UN MANIFESTO DI COSA DEBBA E POSSA ESSERE IL CINEMA ALL’ERA DI NETFLIX
In un momento in cui l’industria cinematografica è pigramente appiattita su cinecomic, sequel e reboot, e le produzioni televisive (pensiamo a Netflix e Amazon, ma anche a HBO) sono l’unico terreno fertile per la creatività e la sperimentazione, Aronofsky fa una dichiarazione di straordinaria potenza su quale debba essere il ruolo del cinema.
L’autore statunitense realizza un’opera selvaggiamente creativa ma inaccessibile addirittura a parte della critica (figuriamoci poi al pubblico), e per farlo riceve un consistentissimo budget messogli a disposizione da una Paramount qui più incline al mecenatismo che al business.
Mother! propone un’idea di film-making completamente svincolata dalle logiche commerciali e autoreferenziale come solo la vera arte sa essere, un cinema al quale non siamo più abituati ormai da decenni e che ora ci coglie tutti esposti, impreparati.
Difficile prevedere l’esito del film di Aronofsky al box-office: l’apertura promette di essere particolarmente forte, in virtù dei nomi in gioco e dell’ottimo marketing, ma il passaparola potrebbe affossare la pellicola trasformandola in un suicidio commerciale.

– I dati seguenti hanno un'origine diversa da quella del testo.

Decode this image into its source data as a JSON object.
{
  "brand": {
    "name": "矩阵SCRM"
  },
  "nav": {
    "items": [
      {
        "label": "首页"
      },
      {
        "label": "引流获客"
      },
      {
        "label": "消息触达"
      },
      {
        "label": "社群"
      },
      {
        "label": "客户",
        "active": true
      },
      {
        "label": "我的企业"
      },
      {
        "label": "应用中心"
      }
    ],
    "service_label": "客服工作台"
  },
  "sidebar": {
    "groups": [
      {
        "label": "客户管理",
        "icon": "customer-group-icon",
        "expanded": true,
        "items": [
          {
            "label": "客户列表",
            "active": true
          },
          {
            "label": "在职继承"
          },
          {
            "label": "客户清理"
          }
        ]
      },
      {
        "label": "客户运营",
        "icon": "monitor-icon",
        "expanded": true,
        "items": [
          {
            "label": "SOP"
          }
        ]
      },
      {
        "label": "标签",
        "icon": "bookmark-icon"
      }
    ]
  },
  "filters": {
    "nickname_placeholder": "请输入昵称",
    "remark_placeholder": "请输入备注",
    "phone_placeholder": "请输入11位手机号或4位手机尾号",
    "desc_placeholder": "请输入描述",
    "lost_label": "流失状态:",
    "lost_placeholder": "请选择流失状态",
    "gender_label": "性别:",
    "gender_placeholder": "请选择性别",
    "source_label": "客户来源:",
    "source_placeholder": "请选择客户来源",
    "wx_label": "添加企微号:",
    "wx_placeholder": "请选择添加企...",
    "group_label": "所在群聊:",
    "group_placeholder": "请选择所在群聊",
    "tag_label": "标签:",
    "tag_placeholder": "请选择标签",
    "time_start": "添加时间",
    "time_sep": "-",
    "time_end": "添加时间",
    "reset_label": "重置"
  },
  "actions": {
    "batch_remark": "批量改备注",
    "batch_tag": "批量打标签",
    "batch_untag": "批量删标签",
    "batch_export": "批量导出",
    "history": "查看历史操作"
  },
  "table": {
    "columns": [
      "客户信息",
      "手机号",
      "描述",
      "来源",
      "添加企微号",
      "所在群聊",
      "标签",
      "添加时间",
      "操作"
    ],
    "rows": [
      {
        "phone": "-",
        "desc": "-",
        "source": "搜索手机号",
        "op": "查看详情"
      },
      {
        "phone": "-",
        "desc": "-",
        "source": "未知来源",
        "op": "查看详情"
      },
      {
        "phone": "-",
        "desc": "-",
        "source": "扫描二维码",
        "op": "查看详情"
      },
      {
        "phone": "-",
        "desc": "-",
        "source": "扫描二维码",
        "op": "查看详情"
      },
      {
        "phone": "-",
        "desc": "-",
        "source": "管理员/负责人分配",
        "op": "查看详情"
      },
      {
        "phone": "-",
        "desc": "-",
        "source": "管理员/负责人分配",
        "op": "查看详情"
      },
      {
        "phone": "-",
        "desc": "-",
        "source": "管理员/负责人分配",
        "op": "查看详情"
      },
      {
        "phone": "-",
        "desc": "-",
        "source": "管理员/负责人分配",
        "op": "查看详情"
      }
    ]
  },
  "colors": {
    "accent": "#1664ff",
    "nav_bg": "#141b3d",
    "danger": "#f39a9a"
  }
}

Buona parte della critica sta riservando un trattamento terribile al film e difficilmente il pubblico saprà cogliere certe sfumature di un’opera tanto complessa, ma nonostante l’esito della stagione dei premi (a partire dal concorso di Venezia 74) sia imperscrutabile, quel che è certo è che, se quello di Venezia è un festival d’arte cinematografica e non di mero cinema, un’opera come Madre! non può che torreggiare. Chi oggi demolisce Mother! tra qualche decennio dovrà giustificarsi.